Oxygen isotope ratios (18O/16O) of hemicellulose-derived sugar biomarkers in plants, soils and sediments as paleoclimate proxy I: Insight from a climate chamber experiment

Abstract

The oxygen isotopic composition of cellulose is a valuable proxy in paleoclimate research. However, its application to sedimentary archives is challenging due to extraction and purification of cellulose. Here we present compound-specific δ18O results of hemicellulose-derived sugar biomarkers determined using gas chromatography–pyrolysis–isotope ratio mass spectrometry, which is a method that overcomes the above-mentioned analytical challenges. The biomarkers were extracted from stem material of different plants (Eucalyptus globulus, Vicia faba and Brassica oleracea) grown in climate chamber experiments under different climatic conditions.The δ18O values of arabinose and xylose range from 31.4‰ to 45.9‰ and from 28.7‰ to 40.8‰, respectively, and correlate highly significantly with each other (R=0.91, p<0.001). Furthermore, δ18Ohemicellulose (mean of arabinose and xylose) correlate highly significantly with δ18Oleaf water (R=0.66, p<0.001) and significantly with modeled δ18Ocellulose (R=0.42, p<0.038), as well as with relative air humidity (R=−0.79, p<0.001) and temperature (R=−0.66, p<0.001). These findings confirm that the hemicellulose-derived sugar biomarkers, like cellulose, reflect the oxygen isotopic composition of plant source water altered by climatically controlled evapotranspirative 18O enrichment of leaf water. While relative air humidity controls most rigorously the evapotranspirative 18O enrichment, the direct temperature effect is less important. However, temperature can indirectly exert influence via plant physiological reactions, namely by influencing the transpiration rate which affects δ18Oleaf water due to the Péclet effect.
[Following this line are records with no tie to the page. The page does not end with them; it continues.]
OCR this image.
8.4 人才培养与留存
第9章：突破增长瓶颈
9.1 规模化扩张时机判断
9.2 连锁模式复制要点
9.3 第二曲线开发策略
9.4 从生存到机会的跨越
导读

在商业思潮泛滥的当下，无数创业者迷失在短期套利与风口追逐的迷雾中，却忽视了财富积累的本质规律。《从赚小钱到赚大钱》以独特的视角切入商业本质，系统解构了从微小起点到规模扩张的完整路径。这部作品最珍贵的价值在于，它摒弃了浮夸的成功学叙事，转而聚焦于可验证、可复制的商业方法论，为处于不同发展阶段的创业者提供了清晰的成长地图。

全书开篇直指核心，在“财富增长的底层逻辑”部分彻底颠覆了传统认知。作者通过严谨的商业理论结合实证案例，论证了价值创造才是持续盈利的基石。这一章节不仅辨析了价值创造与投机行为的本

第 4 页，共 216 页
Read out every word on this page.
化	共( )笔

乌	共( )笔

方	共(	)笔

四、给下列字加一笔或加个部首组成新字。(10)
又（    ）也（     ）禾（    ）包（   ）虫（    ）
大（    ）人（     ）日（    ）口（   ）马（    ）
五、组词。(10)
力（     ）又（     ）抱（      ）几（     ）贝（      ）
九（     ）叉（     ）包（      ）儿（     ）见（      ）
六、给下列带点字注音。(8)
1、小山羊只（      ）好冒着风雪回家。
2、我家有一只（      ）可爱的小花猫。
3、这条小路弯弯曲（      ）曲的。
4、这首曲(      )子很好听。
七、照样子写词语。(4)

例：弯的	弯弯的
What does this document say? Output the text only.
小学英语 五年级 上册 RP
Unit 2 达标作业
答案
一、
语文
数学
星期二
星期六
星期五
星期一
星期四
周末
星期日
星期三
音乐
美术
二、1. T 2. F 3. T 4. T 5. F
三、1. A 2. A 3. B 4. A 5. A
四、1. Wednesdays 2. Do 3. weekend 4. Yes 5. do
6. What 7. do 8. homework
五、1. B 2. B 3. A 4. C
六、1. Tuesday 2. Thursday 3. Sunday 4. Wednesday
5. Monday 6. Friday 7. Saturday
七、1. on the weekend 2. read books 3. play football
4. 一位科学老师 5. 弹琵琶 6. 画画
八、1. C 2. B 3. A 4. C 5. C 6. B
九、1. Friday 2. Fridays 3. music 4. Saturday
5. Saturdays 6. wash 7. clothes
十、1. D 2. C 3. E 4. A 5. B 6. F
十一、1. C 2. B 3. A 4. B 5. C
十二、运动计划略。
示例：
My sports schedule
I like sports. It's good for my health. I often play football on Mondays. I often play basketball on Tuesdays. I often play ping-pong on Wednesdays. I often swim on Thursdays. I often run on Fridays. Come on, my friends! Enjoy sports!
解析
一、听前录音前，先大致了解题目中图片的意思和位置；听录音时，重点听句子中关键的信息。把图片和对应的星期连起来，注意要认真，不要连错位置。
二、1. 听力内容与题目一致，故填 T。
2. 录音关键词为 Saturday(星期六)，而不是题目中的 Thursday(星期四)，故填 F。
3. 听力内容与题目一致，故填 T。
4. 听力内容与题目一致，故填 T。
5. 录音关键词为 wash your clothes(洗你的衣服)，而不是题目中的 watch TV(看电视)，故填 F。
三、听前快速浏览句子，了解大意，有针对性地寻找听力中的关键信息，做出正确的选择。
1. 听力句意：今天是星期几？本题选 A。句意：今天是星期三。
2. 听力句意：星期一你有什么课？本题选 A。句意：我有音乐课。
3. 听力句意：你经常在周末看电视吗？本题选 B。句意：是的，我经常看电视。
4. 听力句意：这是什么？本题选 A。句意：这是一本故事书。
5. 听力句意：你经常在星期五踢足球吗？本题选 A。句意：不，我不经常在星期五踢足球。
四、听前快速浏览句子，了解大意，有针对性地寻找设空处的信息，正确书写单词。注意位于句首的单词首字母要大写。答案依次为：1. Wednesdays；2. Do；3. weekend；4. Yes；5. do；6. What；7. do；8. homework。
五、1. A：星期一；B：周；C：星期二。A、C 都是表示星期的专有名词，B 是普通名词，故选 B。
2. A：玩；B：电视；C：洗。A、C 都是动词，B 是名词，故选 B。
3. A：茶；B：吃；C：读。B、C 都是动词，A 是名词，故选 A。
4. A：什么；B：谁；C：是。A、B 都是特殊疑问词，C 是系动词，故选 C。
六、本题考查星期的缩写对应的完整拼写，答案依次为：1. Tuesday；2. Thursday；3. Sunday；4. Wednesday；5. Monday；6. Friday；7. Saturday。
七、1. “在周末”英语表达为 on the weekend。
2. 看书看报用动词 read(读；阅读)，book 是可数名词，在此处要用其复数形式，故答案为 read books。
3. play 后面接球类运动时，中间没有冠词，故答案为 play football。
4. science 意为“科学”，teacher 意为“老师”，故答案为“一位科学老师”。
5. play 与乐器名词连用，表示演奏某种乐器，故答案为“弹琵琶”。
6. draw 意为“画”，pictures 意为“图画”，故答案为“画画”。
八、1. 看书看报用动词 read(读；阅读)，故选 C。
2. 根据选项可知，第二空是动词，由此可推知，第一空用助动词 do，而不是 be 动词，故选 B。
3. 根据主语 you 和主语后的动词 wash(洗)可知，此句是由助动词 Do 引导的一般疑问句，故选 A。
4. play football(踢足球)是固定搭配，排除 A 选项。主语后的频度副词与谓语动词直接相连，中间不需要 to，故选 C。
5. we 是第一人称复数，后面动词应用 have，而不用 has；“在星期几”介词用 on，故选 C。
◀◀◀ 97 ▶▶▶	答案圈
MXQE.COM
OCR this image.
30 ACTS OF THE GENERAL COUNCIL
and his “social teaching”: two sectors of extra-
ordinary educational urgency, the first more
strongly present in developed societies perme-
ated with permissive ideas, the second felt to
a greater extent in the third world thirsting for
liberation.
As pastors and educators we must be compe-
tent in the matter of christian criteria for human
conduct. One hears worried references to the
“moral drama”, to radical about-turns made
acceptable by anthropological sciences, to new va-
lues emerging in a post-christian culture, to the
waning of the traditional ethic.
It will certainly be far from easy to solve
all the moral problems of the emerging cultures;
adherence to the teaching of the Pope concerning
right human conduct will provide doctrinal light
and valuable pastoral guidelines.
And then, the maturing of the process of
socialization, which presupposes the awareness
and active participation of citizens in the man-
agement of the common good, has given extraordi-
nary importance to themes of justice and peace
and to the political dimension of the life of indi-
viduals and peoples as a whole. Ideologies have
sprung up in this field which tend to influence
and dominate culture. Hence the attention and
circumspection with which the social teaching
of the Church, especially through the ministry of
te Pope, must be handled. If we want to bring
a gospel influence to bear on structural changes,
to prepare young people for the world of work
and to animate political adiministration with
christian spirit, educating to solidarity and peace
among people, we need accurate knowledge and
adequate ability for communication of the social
In a companion paper (Tuthorn et al., this issue) we demonstrate the applicability of the hemicellulose-derived sugar biomarker δ18O method to soils and provide evidence from a climate transect study confirming that relative air humidity exerts the dominant control on evapotranspirative 18O enrichment of leaf water.Finally, we present a conceptual model for the interpretation of δ18Ohemicellulose records and propose that a combined δ18Ohemicellulose and δ2Hn-alkane biomarker approach is promising for disentangling δ18Oprecipitation variability from evapotranspirative 18O enrichment variability in future paleoclimate studies.